Evans was one of two African-American players on the 1958 Buffalo team that declined a bowl invitation because the bowl wouldn't let integrated teams play. It was the only bowl invite the Bulls ever received and the only semblance of a championship they'd ever won.
So as Evans stood on the sideline, he was filled with pride as his alma mater achieved a goal that was 50 years overdue.
"Unbelievable, remarkable and all the other possible adjectives you can think of," Evans said. "To see these young men work so hard and see them come through with a win is just great.

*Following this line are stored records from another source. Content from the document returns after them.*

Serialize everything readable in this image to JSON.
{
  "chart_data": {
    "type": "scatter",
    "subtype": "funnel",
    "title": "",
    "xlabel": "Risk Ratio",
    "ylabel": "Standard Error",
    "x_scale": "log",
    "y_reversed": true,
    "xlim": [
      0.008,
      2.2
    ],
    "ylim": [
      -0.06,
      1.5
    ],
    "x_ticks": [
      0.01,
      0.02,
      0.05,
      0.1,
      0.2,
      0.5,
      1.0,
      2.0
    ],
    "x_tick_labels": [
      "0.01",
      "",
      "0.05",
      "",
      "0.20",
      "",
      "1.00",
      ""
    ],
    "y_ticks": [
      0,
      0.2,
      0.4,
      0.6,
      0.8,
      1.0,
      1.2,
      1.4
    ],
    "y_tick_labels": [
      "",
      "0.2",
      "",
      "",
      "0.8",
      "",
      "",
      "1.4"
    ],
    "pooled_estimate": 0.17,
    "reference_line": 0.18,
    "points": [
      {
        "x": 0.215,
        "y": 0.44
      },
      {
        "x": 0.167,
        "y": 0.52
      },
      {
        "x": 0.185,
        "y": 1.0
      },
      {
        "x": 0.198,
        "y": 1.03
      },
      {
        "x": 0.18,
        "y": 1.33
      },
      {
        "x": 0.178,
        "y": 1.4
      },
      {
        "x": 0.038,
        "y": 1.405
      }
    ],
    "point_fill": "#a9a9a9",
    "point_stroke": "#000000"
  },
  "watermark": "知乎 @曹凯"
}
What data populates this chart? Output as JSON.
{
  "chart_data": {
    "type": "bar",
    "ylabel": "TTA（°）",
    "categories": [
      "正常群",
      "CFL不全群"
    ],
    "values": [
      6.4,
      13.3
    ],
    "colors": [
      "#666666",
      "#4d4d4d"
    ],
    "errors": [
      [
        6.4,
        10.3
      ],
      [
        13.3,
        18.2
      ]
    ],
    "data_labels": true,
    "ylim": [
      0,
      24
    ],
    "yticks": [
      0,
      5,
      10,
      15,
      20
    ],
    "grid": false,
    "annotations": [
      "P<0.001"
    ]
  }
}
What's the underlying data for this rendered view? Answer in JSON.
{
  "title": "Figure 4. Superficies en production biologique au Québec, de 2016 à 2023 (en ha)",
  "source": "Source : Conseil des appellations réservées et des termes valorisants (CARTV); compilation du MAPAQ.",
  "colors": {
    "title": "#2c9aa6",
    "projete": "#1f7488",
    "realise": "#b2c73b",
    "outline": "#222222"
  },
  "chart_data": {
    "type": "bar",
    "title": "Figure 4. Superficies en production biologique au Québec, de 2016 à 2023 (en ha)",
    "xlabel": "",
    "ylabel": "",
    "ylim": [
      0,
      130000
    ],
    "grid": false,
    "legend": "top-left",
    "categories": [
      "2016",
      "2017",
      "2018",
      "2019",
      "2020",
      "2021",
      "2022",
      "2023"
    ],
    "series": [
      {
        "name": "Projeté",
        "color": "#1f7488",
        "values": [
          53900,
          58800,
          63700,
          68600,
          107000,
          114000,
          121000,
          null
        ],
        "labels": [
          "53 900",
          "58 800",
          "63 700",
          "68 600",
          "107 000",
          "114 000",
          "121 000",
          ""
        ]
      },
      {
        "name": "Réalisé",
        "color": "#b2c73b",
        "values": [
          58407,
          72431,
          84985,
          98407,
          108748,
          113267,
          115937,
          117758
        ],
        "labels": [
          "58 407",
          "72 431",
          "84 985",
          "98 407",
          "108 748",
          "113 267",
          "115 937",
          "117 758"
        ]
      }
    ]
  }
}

You can't imagine what this is doing for the University and the Buffalo community."
In the midst of the chaos, Buffalo athletic director Warde Manuel couldn't contain his emotion either. His eyes welled up with tears as he hugged every player, manager, coach and member of the 1958 team within arms reach. The emotion was not just from pride in his program, but from the fact that for so long Buffalo had been the doormat of the NCAA.
Entering this year, the Bulls were 13-59 in MAC play, the worst winning percentage of any school in the conference, and 17-86 overall as a member of the MAC.
The Bulls' eight wins this year (8-5) is the team's most wins since becoming an FBS program The Bulls are 15-22 under Turner Gill, but were 10-69 in their previous seven years of FBS football.
"So many people told us we couldn't do it, told us not to come [to Buffalo], told [coach] Turner [Gill] not to come and just the belief of the kids and the community and the university and to be where we are today is just overwhelming," Manuel said. "I thought it would take a little bit longer, but Turner is the best person, the best coach, the best motivator, the best leader, one of the best I've ever been around. What he's done with these kids, we were told we couldn't do it here."
After Friday's game, representatives from the International Bowl offered an invitation to the Bulls to their Jan. 3 game, which they accepted. Manuel said the entire 1958 team, several members of which have been around the program most of the year, will also get complimentary trips to Toronto to play the representative from the Big East.
"The president and I have decided that the 1958 team will have a bowl experience, and they will be coming with us and we will have them with us, as many of them that want to come, to Toronto for the International Bowl," Manuel said. "They're a part of it. It's great to do it on the 50th anniversary and we look forward to them finally having, after 50 years, the bowl experience they rightly deserve."
Quarterback Drew Willy, a senior who was the freshman starting quarterback when the Bulls were 1-10 in 2005, hugged Evans and the two shared a laugh and some kind words. Willy hugged Manuel, who looked like he didn't want to let him go, and Willy hugged his fellow seniors -- guys who had toiled through one and two-win seasons to have this one moment in the middle of Ford Field to the sound of about 5,000 chanting fans.
He said Thursday he thought all along that Buffalo was a team of destiny. That destiny smiled on the Bulls yet again.
"All the overtimes, all the late heroics, I think someone up above was looking out for us," Willy said. "I think we're a team of destiny. This is what we came here for. My class, we came here to turn it around. When you've got a man like coach Turner Gill, everything is possible. We were 1-10 my freshman year and to go out a MAC champion is something I can truly cherish."
And then there was Gill, the coach who took on the task of turning around a hopeless team and doing so in a short amount of time. Gill was lost in the sea of blue and white after the game, but when he finally reached the interview room, he let out a big "Wooo!"
"Great feeling, great feeling," Gill said "Proud of these guys. Proud of these student-athletes. They understand love. They understand faith. They understand belief. They understand family. This is what this program is today. It's what it's going to be also tomorrow."